Stop and Look: Mother with Dead Child by Kollwitz
Kollwitz's subject matter was almost exclusively the human figure, often under extreme emotional stress.
There is an uncompromising, elemental violence in this image that shocks us despite its statuesque stillness, and the fact that the figures are generalised to the point of anonymity. Although it is vivid and immediate, it is not a personal likeness of an individual enduring bereavement, but a universal image of grief projected on a very grand scale which nevertheless succeeds in affecting us by the poignancy of the emotion conveyed. In this, it exemplifies Kollwitz’s remarkable achievement. Her subject matter was almost exclusively the human figure, often under extreme emotional stress. As we see here, she wasn’t confined by the print medium to working on a small scale. This etching seems to unite the intimacy of a print with the force and scale of life-size carving.
Kollwitz was born Käthe Schmidt in Königsberg, East Prussia, now Kaliningrad and part of Russia. At an early age, she was impressed by the work of Rubens, fine examples of whose large-scale figure compositions she was able to see in Munich, and by the Symbolist etchings of Max Klinger (1857-1920). It was soon evident that her primary subject matter would concern human suffering and the harshness of existence. She was to live through both World Wars and lose one of her two sons in the first.
As this image powerfully demonstrates, she had already at the start of the century plumbed the deepest horrors of experience. She worked in all the media of visual art but her most memorable work is in the form of etchings or sculpture, in both of which media she achieved exceptional grandeur and pathos. She was drawn to the gritty realism of Emile Zola’s novels, and began a set of illustrations to his famous treatment of unrest in a mining community, Germinal (1885).
In 1888, she married a doctor, Karl Kollwitz, with strong political leanings and a founder of the Social Democratic party, in which she too became actively involved. Her humanitarian concern was expressed in her lifelong engagement with left-wing politics: she became an active Socialist and in due course joined the Communist party.
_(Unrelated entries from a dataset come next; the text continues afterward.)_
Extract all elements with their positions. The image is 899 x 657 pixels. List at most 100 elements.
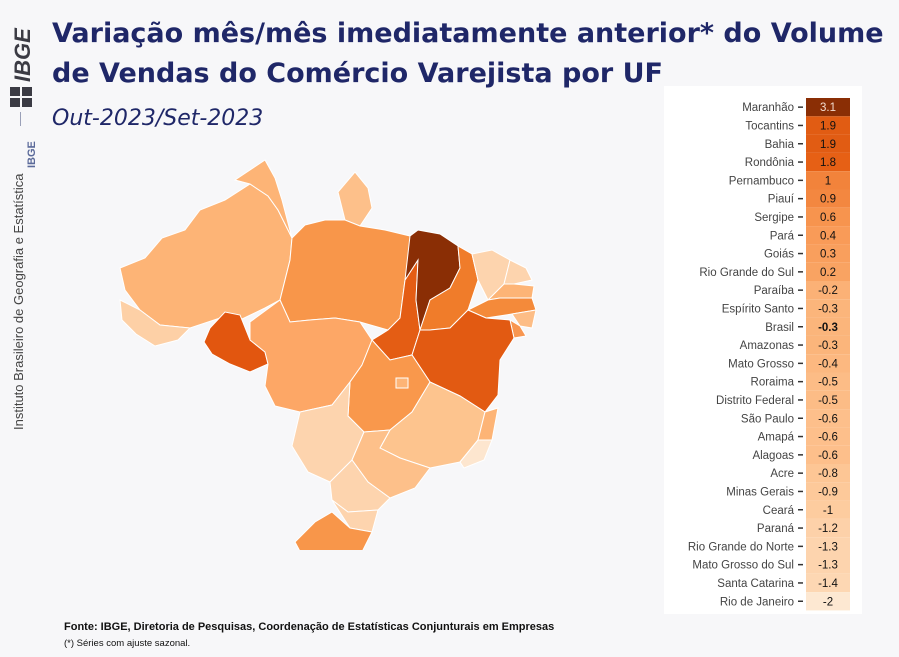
heatmap-row-label: Bahia bbox=[765, 139, 795, 151]
heatmap-cell bbox=[806, 226, 850, 245]
heatmap-row-label: São Paulo bbox=[741, 413, 794, 425]
ibge-logo-icon bbox=[10, 87, 32, 107]
heatmap-value-label: -0.6 bbox=[818, 432, 838, 444]
heatmap-value-label: 0.4 bbox=[820, 230, 837, 242]
heatmap-cell bbox=[806, 189, 850, 208]
heatmap-value-label: -1 bbox=[823, 505, 833, 517]
heatmap-cell bbox=[806, 592, 850, 611]
heatmap-row-label: Distrito Federal bbox=[716, 395, 794, 407]
heatmap-cell bbox=[806, 518, 850, 538]
map-state-roraima bbox=[233, 159, 293, 239]
heatmap-cell bbox=[806, 354, 850, 373]
heatmap-cell bbox=[806, 390, 850, 410]
heatmap-value-label: -0.4 bbox=[818, 358, 838, 370]
heatmap-row-label: Paraíba bbox=[754, 285, 795, 297]
map-state-amapa bbox=[337, 171, 373, 227]
heatmap-cell bbox=[806, 171, 850, 190]
heatmap-value-label: -0.9 bbox=[818, 486, 838, 498]
heatmap-cell bbox=[806, 281, 850, 300]
map-state-amazonas bbox=[119, 183, 293, 329]
heatmap-value-label: -1.3 bbox=[818, 560, 838, 572]
heatmap-row-label: Rondônia bbox=[745, 157, 795, 169]
heatmap-row-label: Sergipe bbox=[754, 212, 794, 224]
heatmap-cell bbox=[806, 555, 850, 574]
heatmap-cell bbox=[806, 372, 850, 391]
heatmap-row-label: Brasil bbox=[765, 322, 794, 334]
page-subtitle: Out-2023/Set-2023 bbox=[52, 106, 264, 131]
heatmap-value-label: 1 bbox=[825, 175, 831, 187]
heatmap-value-label: 1.8 bbox=[820, 157, 836, 169]
heatmap-cell bbox=[806, 427, 850, 446]
heatmap-cell bbox=[806, 299, 850, 318]
ranking-chart-panel: Maranhão 3.1 Tocantins 1.9 Bahia 1.9 Rondônia 1… bbox=[664, 86, 862, 614]
heatmap-value-label: -0.5 bbox=[818, 395, 838, 407]
heatmap-cell bbox=[806, 244, 850, 263]
heatmap-row-label: Piauí bbox=[768, 194, 795, 206]
heatmap-row-label: Pará bbox=[770, 230, 795, 242]
source-note: Fonte: IBGE, Diretoria de Pesquisas, Coo… bbox=[64, 621, 555, 633]
heatmap-value-label: 3.1 bbox=[820, 102, 836, 114]
heatmap-value-label: -0.6 bbox=[818, 413, 838, 425]
heatmap-row-label: Pernambuco bbox=[729, 175, 794, 187]
heatmap-cell bbox=[806, 262, 850, 281]
map-state-rio-grande-do-sul bbox=[294, 511, 373, 550]
heatmap-row-label: Ceará bbox=[763, 505, 795, 517]
heatmap-row-label: Tocantins bbox=[745, 120, 794, 132]
brazil-map bbox=[119, 159, 537, 550]
map-state-rio-de-janeiro bbox=[459, 439, 493, 469]
heatmap-row-label: Amapá bbox=[758, 432, 795, 444]
heatmap-cell bbox=[806, 98, 850, 117]
heatmap-cell bbox=[806, 335, 850, 355]
sidebar: IBGE IBGE Instituto Brasileiro de Geogra… bbox=[0, 0, 42, 657]
heatmap-value-label: -0.5 bbox=[818, 377, 838, 389]
heatmap-value-label: -1.2 bbox=[818, 523, 838, 535]
page-title: Variação mês/mês imediatamente anterior*… bbox=[52, 18, 884, 89]
heatmap-row-label: Rio de Janeiro bbox=[720, 596, 794, 608]
heatmap-row-label: Mato Grosso do Sul bbox=[692, 560, 794, 572]
heatmap-row-label: Acre bbox=[770, 468, 794, 480]
heatmap-row-label: Santa Catarina bbox=[717, 578, 794, 590]
map-state-acre bbox=[119, 299, 192, 347]
heatmap-value-label: -0.3 bbox=[818, 322, 838, 334]
heatmap-row-label: Rio Grande do Sul bbox=[699, 267, 794, 279]
heatmap-cell bbox=[806, 317, 850, 336]
footnote: (*) Séries com ajuste sazonal. bbox=[64, 638, 191, 649]
sidebar-short-name: IBGE bbox=[26, 141, 38, 168]
ranking-heatmap: Maranhão 3.1 Tocantins 1.9 Bahia 1.9 Rondônia 1… bbox=[688, 98, 850, 611]
heatmap-row-label: Amazonas bbox=[740, 340, 795, 352]
heatmap-cell bbox=[806, 482, 850, 501]
map-state-santa-catarina bbox=[331, 499, 379, 533]
heatmap-value-label: 1.9 bbox=[820, 120, 836, 132]
heatmap-cell bbox=[806, 116, 850, 135]
heatmap-row-label: Maranhão bbox=[742, 102, 794, 114]
heatmap-row-label: Alagoas bbox=[752, 450, 794, 462]
heatmap-row-label: Espírito Santo bbox=[722, 303, 794, 315]
heatmap-cell bbox=[806, 152, 850, 172]
heatmap-value-label: -0.6 bbox=[818, 450, 838, 462]
heatmap-value-label: -1.4 bbox=[818, 578, 838, 590]
heatmap-row-label: Paraná bbox=[757, 523, 795, 535]
sidebar-divider bbox=[20, 112, 21, 126]
heatmap-value-label: -0.3 bbox=[818, 340, 838, 352]
heatmap-cell bbox=[806, 207, 850, 227]
heatmap-value-label: 0.3 bbox=[820, 249, 836, 261]
map-state-pernambuco bbox=[466, 297, 537, 319]
heatmap-cell bbox=[806, 500, 850, 519]
heatmap-row-label: Rio Grande do Norte bbox=[688, 541, 794, 553]
heatmap-cell bbox=[806, 134, 850, 153]
heatmap-value-label: -1.3 bbox=[818, 541, 838, 553]
heatmap-cell bbox=[806, 573, 850, 593]
heatmap-value-label: 0.9 bbox=[820, 194, 836, 206]
heatmap-value-label: 1.9 bbox=[820, 139, 836, 151]
map-state-distrito-federal bbox=[395, 377, 409, 389]
heatmap-cell bbox=[806, 409, 850, 428]
heatmap-value-label: -0.2 bbox=[818, 285, 838, 297]
heatmap-value-label: 0.6 bbox=[820, 212, 836, 224]
map-state-rio-grande-do-norte bbox=[503, 259, 533, 285]
heatmap-value-label: -0.8 bbox=[818, 468, 838, 480]
ibge-logo-text: IBGE bbox=[10, 28, 35, 82]
map-state-alagoas bbox=[511, 309, 537, 329]
heatmap-cell bbox=[806, 537, 850, 556]
heatmap-cell bbox=[806, 445, 850, 464]
heatmap-cell bbox=[806, 464, 850, 483]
But the power and sincerity of her work have a relevance that is far from being wholly political and her prints were admired and collected throughout her lifetime in both England and the United States as well as Germany and elsewhere in Europe.
Kollwitz is often grouped with the German Expressionists, with whom she has much in common. But there is a searing honesty in her depictions of human suffering that makes the distortions and bright colours of the Expressionists seem self-conscious, mannered and almost artificial. She deserves an honourable position of her own in the art of a terrible epoch.